Starting from end-Apr., coal tar, raw material of carbon black, has tumbled in a narrow range.
In this period, the coal tar sector’s production was unstable and the price fluctuated. Meanwhile, the operating capacity of carbon black producers was low due to strict environmental protection requests and restriction on production.
Cautious purchase of tire producers
Coal tar price in the proarea rose 80-100 yuan/ton in mid-Jun., and the cost of carbon black increased 120-150 yuan/ton.
All-steel tire capacity utilization of tire producers in Shandong has been low and declined both on a yearly and a monthly basis.
Shandong tire producers shipped faster than in previous period and their inventories declined, but other tire markets in China hadn’t recover.
In general, tire producers are still cautious in purchasing carbon black.

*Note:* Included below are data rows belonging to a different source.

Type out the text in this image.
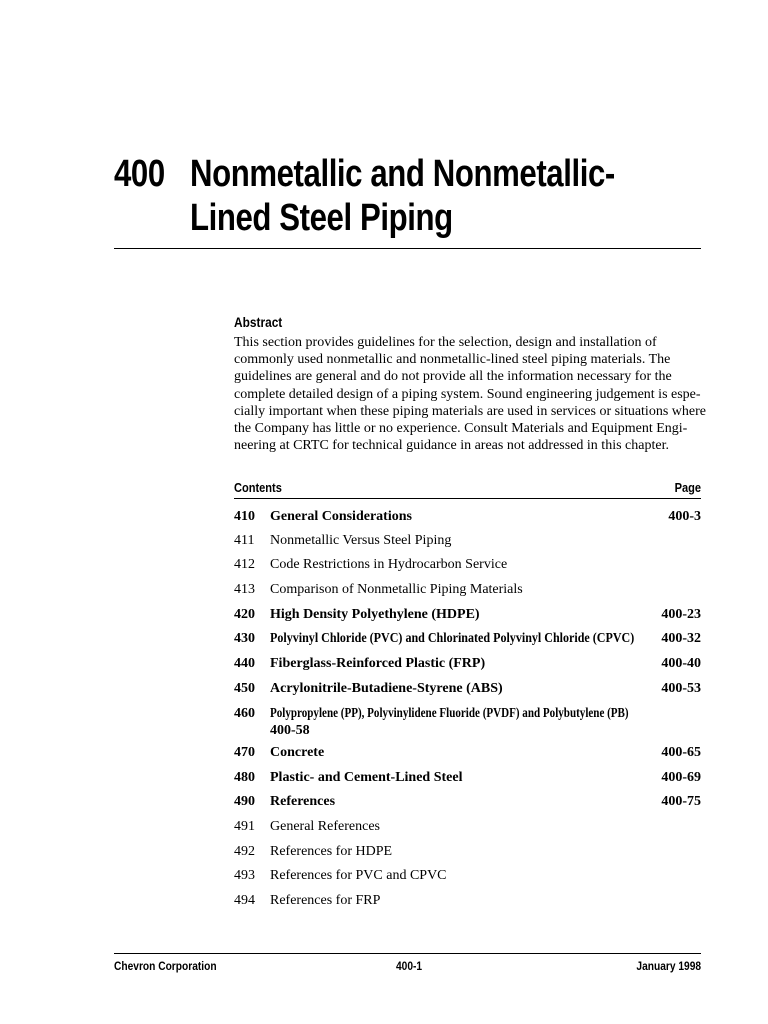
400 Nonmetallic and Nonmetallic-
Lined Steel Piping
Abstract
This section provides guidelines for the selection, design and installation of
commonly used nonmetallic and nonmetallic-lined steel piping materials. The
guidelines are general and do not provide all the information necessary for the
complete detailed design of a piping system. Sound engineering judgement is espe-
cially important when these piping materials are used in services or situations where
the Company has little or no experience. Consult Materials and Equipment Engi-
neering at CRTC for technical guidance in areas not addressed in this chapter.
Contents	Page
410 General Considerations	400-3
411 Nonmetallic Versus Steel Piping
412 Code Restrictions in Hydrocarbon Service
413 Comparison of Nonmetallic Piping Materials
420 High Density Polyethylene (HDPE)	400-23
430 Polyvinyl Chloride (PVC) and Chlorinated Polyvinyl Chloride (CPVC) 400-32
440 Fiberglass-Reinforced Plastic (FRP)	400-40
450 Acrylonitrile-Butadiene-Styrene (ABS)	400-53
460 Polypropylene (PP), Polyvinylidene Fluoride (PVDF) and Polybutylene (PB)
400-58
470 Concrete	400-65
480 Plastic- and Cement-Lined Steel	400-69
490 References	400-75
491 General References
492 References for HDPE
493 References for PVC and CPVC
494 References for FRP
Chevron Corporation	400-1	January 1998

New balance in supply and demand
Low price carbon black has quit Shanxi market due to tight supply, most orders are from old customers and new orders have enjoyed little discount.
The inventories of local carbon black producers have been low.
Moreover, some carbon black producers stopped production for maintenance to avoid the slack season due to low capacity utilization in the downstream.
The ex-factory price of carbon black N330 can hardly below 5,500 yuan/ton.
According to an analyst, the demand for carbon black is weak as the capacity utilization of tire and other rubber product manufacturers is low.
But some carbon black producers limited their production or stopped production for maintenance, the supply turned down, and the market reached a new balance.
Although crude oil slightly climbed up, the impact on carbon black producers is limited.
In the short term, China’s carbon black price can hardly grow and will stay sluggish for a while.